De reencuentros y amigos y seguir cumpliendo años
El otro día tuve una revelación. Uno de esos pensamientos que de pronto iluminan todo tu cráneo por dentro porque los imaginas así, resplandeciendo desde tu cerebro. Lo vi todo tan claro que no creí que fuese posible olvidarlo. Y sin embargo aquí estoy, sintiendo todavía toda esa luz pero sin ser capaz de localizar su origen exacto. Sé lo que pensé, la idea principal, pero no el detalle o momento exacto que me hizo alcanzar esa nitidez que ahora se me escapa. Os lo voy a contar, pero si en algún momento veis que no me explico bien no es porque no me sepa explicar, sino porque no sé muy bien qué os estoy contando.
Tiene que ver —el pensamiento, no esta situación, aunque a lo mejor también— con la edad y con hacerse mayor. Ese mayor de los 35, a los que llegamos todavía sorprendidos y algo estupefactos al escribir el número (¿deja de pasar esto? supongo que no), y en los que empezamos a darnos cuenta de que ya hay mucha gente que viene detrás, que ya no somos los jóvenes, que si salimos en el periódico se referirán a nosotras como «la mujer» o «el hombre» y no como «la/el joven». Y tiene que ver con los amigos a los que vemos poco.
Os pongo en situación. La mecha que desembocó en la iluminación se encendió el miércoles pasado. Estaba en Londres, ya el último día, y aproveché para quedar con dos amigos que viven allí. En las inmediaciones de la British Library, donde aunque no se conocen ambos trabajan porque el mundo es pequeño, comí con M. y tomé un café (y luego un chocolate) con C. Los había visto por última vez en mi anterior viaje a Londres, hará unos cinco años. Con C. hablo algo —poco— por Whatsapp. Con M. nada.
Para mí esto es normal. Si voy a un lugar en el que vive alguien a quien conozco y me cae bien y tengo cariño, aunque haga años que no hablamos, aviso. Doy un poco por hecho que el sentimiento es mutuo (aunque aún tengo escalofríos al pensar en el estudio ese según el cual solo la mitad (¡la mitad!) de nuestras amistades son correspondidas) y, si no es así, confío en que la persona en cuestión se invente una excusa para evitar verme.

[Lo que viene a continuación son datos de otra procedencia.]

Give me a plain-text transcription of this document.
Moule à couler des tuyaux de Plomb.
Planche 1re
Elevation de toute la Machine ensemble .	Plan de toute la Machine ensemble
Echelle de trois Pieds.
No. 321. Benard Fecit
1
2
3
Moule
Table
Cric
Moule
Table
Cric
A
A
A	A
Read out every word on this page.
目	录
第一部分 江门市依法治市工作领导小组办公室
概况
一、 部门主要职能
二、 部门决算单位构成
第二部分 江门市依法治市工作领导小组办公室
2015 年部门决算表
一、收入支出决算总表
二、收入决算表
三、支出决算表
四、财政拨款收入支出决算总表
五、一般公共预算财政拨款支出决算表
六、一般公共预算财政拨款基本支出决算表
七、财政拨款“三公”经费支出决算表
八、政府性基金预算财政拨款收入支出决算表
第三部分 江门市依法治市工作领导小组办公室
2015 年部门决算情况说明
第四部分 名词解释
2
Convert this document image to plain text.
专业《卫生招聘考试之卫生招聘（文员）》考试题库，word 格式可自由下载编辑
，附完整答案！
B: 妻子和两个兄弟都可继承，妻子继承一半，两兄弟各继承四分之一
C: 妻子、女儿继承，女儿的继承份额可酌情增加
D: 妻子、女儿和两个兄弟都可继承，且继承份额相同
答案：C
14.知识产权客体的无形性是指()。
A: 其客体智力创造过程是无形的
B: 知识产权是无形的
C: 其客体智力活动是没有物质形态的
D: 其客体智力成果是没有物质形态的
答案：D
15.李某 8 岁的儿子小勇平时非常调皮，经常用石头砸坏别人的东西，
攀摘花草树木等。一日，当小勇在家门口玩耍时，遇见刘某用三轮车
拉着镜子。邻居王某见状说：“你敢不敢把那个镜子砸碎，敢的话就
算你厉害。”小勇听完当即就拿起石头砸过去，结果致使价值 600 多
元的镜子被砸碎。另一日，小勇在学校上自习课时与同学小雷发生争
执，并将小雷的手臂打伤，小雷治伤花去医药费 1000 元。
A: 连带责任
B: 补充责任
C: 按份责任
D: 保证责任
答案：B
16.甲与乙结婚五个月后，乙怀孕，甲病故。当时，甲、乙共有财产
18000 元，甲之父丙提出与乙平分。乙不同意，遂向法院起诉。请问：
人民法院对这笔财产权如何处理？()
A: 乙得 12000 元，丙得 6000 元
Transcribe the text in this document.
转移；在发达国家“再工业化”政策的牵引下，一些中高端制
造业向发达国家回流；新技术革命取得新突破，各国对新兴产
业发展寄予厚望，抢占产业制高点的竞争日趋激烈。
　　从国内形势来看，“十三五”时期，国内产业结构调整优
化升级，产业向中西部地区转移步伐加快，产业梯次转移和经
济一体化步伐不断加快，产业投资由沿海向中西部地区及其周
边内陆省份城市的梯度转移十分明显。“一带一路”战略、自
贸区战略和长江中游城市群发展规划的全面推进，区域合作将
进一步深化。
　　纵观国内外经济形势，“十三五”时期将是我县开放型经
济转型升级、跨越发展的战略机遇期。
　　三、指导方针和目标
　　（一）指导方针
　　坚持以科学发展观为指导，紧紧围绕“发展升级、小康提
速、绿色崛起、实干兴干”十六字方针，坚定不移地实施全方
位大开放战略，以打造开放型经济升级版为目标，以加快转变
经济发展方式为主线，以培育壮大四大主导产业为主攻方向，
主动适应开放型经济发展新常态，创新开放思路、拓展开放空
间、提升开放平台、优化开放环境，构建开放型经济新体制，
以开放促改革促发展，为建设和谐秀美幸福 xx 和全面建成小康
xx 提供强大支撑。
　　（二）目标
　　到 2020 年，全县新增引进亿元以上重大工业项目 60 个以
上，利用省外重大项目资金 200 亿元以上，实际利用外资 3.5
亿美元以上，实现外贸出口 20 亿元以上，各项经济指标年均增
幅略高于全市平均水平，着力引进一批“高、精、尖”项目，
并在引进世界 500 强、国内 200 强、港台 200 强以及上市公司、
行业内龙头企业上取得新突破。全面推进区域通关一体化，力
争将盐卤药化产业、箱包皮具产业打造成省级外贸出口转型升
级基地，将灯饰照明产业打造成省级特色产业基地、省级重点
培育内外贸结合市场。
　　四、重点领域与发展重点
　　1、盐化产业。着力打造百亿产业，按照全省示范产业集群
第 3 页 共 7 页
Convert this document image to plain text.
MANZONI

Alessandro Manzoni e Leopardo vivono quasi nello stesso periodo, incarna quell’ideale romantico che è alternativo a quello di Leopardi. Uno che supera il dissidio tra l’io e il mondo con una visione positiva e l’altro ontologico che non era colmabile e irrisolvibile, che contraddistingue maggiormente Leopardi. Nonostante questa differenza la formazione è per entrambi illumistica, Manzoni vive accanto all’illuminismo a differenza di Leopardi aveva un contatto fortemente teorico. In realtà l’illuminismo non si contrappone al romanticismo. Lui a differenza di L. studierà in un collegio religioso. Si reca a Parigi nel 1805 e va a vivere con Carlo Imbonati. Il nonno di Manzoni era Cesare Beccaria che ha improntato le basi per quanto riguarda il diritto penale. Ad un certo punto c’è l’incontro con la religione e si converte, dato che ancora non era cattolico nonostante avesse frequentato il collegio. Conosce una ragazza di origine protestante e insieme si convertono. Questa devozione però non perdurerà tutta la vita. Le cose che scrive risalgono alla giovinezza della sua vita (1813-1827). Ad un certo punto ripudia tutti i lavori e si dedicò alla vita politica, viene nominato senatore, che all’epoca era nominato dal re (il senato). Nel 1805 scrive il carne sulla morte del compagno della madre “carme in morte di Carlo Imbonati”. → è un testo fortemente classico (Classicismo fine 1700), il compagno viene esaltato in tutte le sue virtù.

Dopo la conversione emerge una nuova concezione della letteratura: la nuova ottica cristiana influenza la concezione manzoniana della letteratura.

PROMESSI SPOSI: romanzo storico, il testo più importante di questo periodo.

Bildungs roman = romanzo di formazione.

Ambos reencuentros, de un par de horas cada uno, fueron quizá mi parte favorita del viaje. Nos pusimos al día sobre nuestras vidas desde la última vez y sobre la gente en común. Con esa sensación de urgencia de saber que no tenemos mucho tiempo y que habrá que decir adiós y volver al trabajo, hablamos de los últimos encuentros y de la vida de antes, de música, del Brexit, de trabajo freelance y trabajo asalariado, de los lugares en los que vivimos, de las ciudades importantes, de conciertos, de Belle and Sebastian y Oasis y Blur, de cómo pensamos «uau, 30» cuando cumplieron 30 años, de feminismo y salud y familia y futuros posibles y Julian Assange, de lo cara que está la vivienda, de cómo todo se va la mierda pero cómo a cambio esperamos que la escena artística underground se revitalice. Dijimos adiós dando por hecho que sería Londres de nuevo cuando me vuelva a pasar por ahí.
Compartir la sorpresa ante el paso del tiempo
Y aquí es cuando se me tuerce un poco el relato. Lo que pensé, creo que ya el jueves, pero no sé muy bien a raíz de qué conversación con quién, fue que ahora nuestra amistad comparte algo nuevo, algo que no tenía antes: la experiencia de envejecer. (Ya, ya, ya sé que no somos viejos, me refiero a lo de que tampoco somos jóvenes del todo, no lo somos ya para el periódico, y según algún estudio es a los 35 cuando empieza el envejecimiento).
Y en esa iluminación que no logro reatrapar esto no es algo negativo, sino bonito. Sumar años de experiencia, compartir la sorpresa constante ante lo de no tener 24 años. Encontrarse siempre años después, reconocer canas nuevas y arrugas que nuestro cerebro enseguida borra porque en realidad de los reencuentros se sale un poco con la idea de que estamos igual. Estamos igual, nos sentimos igual. ¿Qué broma es esta de que la gente joven es ahora otra? Sumar todo esto a la amistad, algo que hace cinco o diez años no podíamos aún sumar. Y pensar que cada reencuentro del futuro enriquecerá un poco más la relación con más envejecimiento compartido.
Envejecer es un privilegio, piensa en la alternativa. Ir reencontrándose con gente de otras vidas cada cierto tiempo es emocionante. Como si en nuestros caminos tan distintos y en direcciones tan dispares de vez en cuando parásemos en la misma área de servicio. «Eh, ¡seguimos por aquí! ¿todo bien? ¡Nos vemos en la siguiente!».